I've been having some back pain recently. This was why my January wasn't as productive as I wanted it to be. In particular, this is why I skipped out on September 5 when it played theatrically last month. Well, now that my back is mostly healed, I'm finally able to check it out for myself on MGM +. Let's go.

It's September 5th, 1972, and the Summer Olympics are underway in Munich. Roone Arledge (Peter Sarsgaard), president of ABC Sports, ends a seemingly ordinary night shift. As producer Geoffrey Mason (John Magaro) takes over, the crew seemingly hear gunshots coming from the nearby Olympic Village. They soon get word that the terrorist group, Black September, has taken the Israeli Olympic Team hostage, and have already killed two of their members. Arledge gets back to work, while Mason gets his crew ready to cover the crisis. But will their efforts make things worse?

Unlike Steven Spielberg's Munich, which depicted the attack in its opening, the Oscar-nominated screenplay co-written by director Tim Fehlbaum keeps it all off-screen. We're kept inside ABC headquarters as the situation develops only a few blocks away. Among their issues, Mason and his crew struggle for pivotal satellite privileges, sneak crewmember Gary Slaughter (Daniel Adesoun) into the Olympic Village and scramble to get the ever-changing word out. Its opening moments show them cover swimmer Mark Spitz's victory on the last normal day of the Games. It's all pretty fascinating to watch in case you want to know how a TV newsroom works. 

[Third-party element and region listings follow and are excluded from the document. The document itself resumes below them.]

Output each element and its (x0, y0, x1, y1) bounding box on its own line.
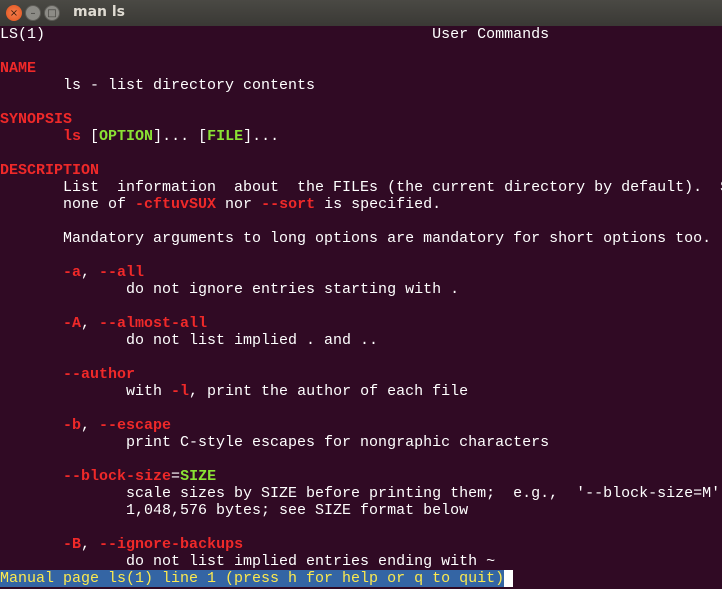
terminal-line: -a, --all (0, 264, 722, 281)
man-text: [ (81, 128, 100, 145)
maximize-icon: □ (47, 7, 57, 19)
man-text: is specified. (315, 196, 442, 213)
man-bold-text: --all (99, 264, 145, 281)
man-text: , (81, 315, 100, 332)
pager-status-line: Manual page ls(1) line 1 (press h for he… (0, 570, 722, 587)
man-bold-text: ls (63, 128, 82, 145)
man-bold-text: DESCRIPTION (0, 162, 100, 179)
terminal-line: ls - list directory contents (0, 77, 722, 94)
terminal-line: --block-size=SIZE (0, 468, 722, 485)
man-text: 1,048,576 bytes; see SIZE format below (0, 502, 469, 519)
terminal-line: with -l, print the author of each file (0, 383, 722, 400)
terminal-line: SYNOPSIS (0, 111, 722, 128)
man-bold-text: --sort (261, 196, 316, 213)
terminal-line: print C-style escapes for nongraphic cha… (0, 434, 722, 451)
man-argument-text: FILE (207, 128, 244, 145)
terminal-line: Mandatory arguments to long options are … (0, 230, 722, 247)
man-text: ls - list directory contents (0, 77, 316, 94)
man-text: LS(1) User Commands (0, 26, 550, 43)
close-icon: × (9, 7, 19, 19)
man-bold-text: SYNOPSIS (0, 111, 73, 128)
minimize-icon: – (30, 7, 36, 19)
maximize-button[interactable]: □ (44, 5, 60, 21)
terminal-line: -b, --escape (0, 417, 722, 434)
terminal-line: 1,048,576 bytes; see SIZE format below (0, 502, 722, 519)
man-text: , (81, 264, 100, 281)
man-bold-text: -b (63, 417, 82, 434)
cursor (504, 570, 514, 587)
terminal-line: do not list implied entries ending with … (0, 553, 722, 570)
terminal-line: List information about the FILEs (the cu… (0, 179, 722, 196)
man-text: do not list implied . and .. (0, 332, 379, 349)
minimize-button[interactable]: – (25, 5, 41, 21)
terminal-line: --author (0, 366, 722, 383)
man-text: ]... (243, 128, 280, 145)
man-bold-text: NAME (0, 60, 37, 77)
man-text (0, 128, 63, 145)
man-text: Mandatory arguments to long options are … (0, 230, 712, 247)
terminal-line: -A, --almost-all (0, 315, 722, 332)
man-bold-text: -l (171, 383, 190, 400)
terminal-line: DESCRIPTION (0, 162, 722, 179)
terminal-line: do not ignore entries starting with . (0, 281, 722, 298)
man-text: , print the author of each file (189, 383, 469, 400)
man-text: nor (216, 196, 262, 213)
man-argument-text: SIZE (180, 468, 217, 485)
close-button[interactable]: × (6, 5, 22, 21)
terminal-line: ls [OPTION]... [FILE]... (0, 128, 722, 145)
man-bold-text: -A (63, 315, 82, 332)
terminal-line: scale sizes by SIZE before printing them… (0, 485, 722, 502)
terminal-line: do not list implied . and .. (0, 332, 722, 349)
man-text: none of (0, 196, 136, 213)
man-text (0, 366, 63, 383)
man-text (0, 264, 63, 281)
man-text (0, 468, 63, 485)
man-bold-text: -a (63, 264, 82, 281)
man-text: print C-style escapes for nongraphic cha… (0, 434, 550, 451)
man-text: , (81, 536, 100, 553)
man-bold-text: -cftuvSUX (135, 196, 217, 213)
man-argument-text: OPTION (99, 128, 154, 145)
man-text: , (81, 417, 100, 434)
terminal-line: -B, --ignore-backups (0, 536, 722, 553)
man-bold-text: --almost-all (99, 315, 208, 332)
man-text (0, 536, 63, 553)
terminal-line: none of -cftuvSUX nor --sort is specifie… (0, 196, 722, 213)
man-bold-text: --escape (99, 417, 172, 434)
man-text: scale sizes by SIZE before printing them… (0, 485, 721, 502)
man-text: ]... [ (153, 128, 208, 145)
terminal-line: LS(1) User Commands (0, 26, 722, 43)
man-text: do not list implied entries ending with … (0, 553, 496, 570)
man-text (0, 417, 63, 434)
man-text: List information about the FILEs (the cu… (0, 179, 722, 196)
man-text: do not ignore entries starting with . (0, 281, 460, 298)
man-bold-text: --block-size (63, 468, 172, 485)
man-bold-text: --ignore-backups (99, 536, 244, 553)
man-bold-text: --author (63, 366, 136, 383)
window-titlebar: × – □ man ls (0, 0, 722, 26)
pager-status-text: Manual page ls(1) line 1 (press h for he… (0, 570, 505, 587)
window-title: man ls (73, 4, 126, 20)
man-text (0, 315, 63, 332)
man-text: with (0, 383, 172, 400)
man-text: = (171, 468, 181, 485)
terminal-output[interactable]: LS(1) User Commands NAME ls - list direct… (0, 26, 722, 589)
man-bold-text: -B (63, 536, 82, 553)
terminal-line: NAME (0, 60, 722, 77)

What glimpses we get of the crisis, from the gunshots to the televised masked man on the balcony, are sufficiently ominous. While Mason and Alredge see a major news story, operations manager Marvin Bader (Ben Chaplin) sees a developing tragedy. Their differences are exemplified when they argue over the prospect of showing live violence. Later on, the crew realizes that if practically everyone is watching their coverage, then so are the militants. This gets them visited by understandably angry German police almost immediately. None of these scenes are as tense as the finale, when the crew inadvertently report the exact wrong news. The dramatic irony of the moment is immense, as is Mason's ensuing emotional devastation.

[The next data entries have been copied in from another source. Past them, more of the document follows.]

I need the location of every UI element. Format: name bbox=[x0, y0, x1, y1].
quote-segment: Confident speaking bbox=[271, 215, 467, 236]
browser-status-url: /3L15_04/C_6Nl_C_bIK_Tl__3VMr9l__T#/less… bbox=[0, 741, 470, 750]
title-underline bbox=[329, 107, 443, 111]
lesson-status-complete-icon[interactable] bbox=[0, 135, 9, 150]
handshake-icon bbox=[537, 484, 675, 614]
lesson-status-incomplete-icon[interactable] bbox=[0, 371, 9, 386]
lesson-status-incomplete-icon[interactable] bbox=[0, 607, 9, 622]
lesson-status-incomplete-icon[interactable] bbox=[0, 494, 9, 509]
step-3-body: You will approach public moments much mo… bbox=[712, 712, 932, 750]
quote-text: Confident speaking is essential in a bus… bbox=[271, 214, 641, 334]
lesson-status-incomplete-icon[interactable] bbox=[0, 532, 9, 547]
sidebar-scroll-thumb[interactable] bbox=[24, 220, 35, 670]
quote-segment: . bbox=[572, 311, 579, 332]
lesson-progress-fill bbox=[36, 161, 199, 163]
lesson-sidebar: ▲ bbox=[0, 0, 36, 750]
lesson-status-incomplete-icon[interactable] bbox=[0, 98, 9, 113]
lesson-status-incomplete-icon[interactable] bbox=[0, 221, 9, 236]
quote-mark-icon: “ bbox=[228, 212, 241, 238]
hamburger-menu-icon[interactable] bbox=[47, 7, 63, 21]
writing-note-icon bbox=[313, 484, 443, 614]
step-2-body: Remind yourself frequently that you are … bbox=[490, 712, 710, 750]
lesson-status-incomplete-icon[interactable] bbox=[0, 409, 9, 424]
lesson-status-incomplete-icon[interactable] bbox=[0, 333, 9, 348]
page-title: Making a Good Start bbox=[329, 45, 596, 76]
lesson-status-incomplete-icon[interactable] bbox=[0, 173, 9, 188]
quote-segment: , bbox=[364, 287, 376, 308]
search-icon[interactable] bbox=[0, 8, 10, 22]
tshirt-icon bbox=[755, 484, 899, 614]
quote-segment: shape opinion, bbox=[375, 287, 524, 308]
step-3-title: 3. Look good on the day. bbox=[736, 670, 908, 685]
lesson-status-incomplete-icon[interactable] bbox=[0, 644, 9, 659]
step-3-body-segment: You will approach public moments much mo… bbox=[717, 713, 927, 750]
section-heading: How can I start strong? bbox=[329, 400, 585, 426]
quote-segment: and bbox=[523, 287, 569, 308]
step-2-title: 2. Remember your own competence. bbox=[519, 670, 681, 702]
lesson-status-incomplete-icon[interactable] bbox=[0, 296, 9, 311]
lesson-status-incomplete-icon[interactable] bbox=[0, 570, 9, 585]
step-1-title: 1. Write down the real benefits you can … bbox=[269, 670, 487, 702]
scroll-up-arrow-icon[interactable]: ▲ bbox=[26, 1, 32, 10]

What else do we have here? Bader has a decent rapport with the crew's translator, Marianne Gebhardt (Leonie Benesch). Their early conversation over the state of post-war Germany is quite memorable. Jim McKay, who famously anchored the coverage, mostly appears in stock footage along with future anchor Peter Jennings. Outside of it, McKay is played by stand-in Matthias Schum, while Jennings is played by Benjamin Walker. The editing by Hansjörg Weißbrich helps makes the switches seamless. For some reason, I didn't notice Lorenz Dangel's score until the start of the crisis. It's an unusual mistake, and quite perplexing, given that his opening track in the control room is nice and exciting. The rest of the score is perfectly tense.

I saw Munich years ago, but I vividly remember McKay's declaration of the outcome: "They're all gone." That memory was still fresh as I saw September 5's perspective of that day in 1972. What will especially stick with me this time is the coda, in which Mason walks out the building alone, sobered by the day's events. The epilogue, which tells us the coverage got more viewers than Apollo 11, helps us think about the price of sensationalism. 

Both this film and Munich might make for an interesting double feature. But I'll leave it to you to watch one, the other or something a lot more light-hearted. As for me, I got to get ready for I have something mentally challenging to do: this year's Oscar-nominated Documentary Shorts. That review's coming up soon.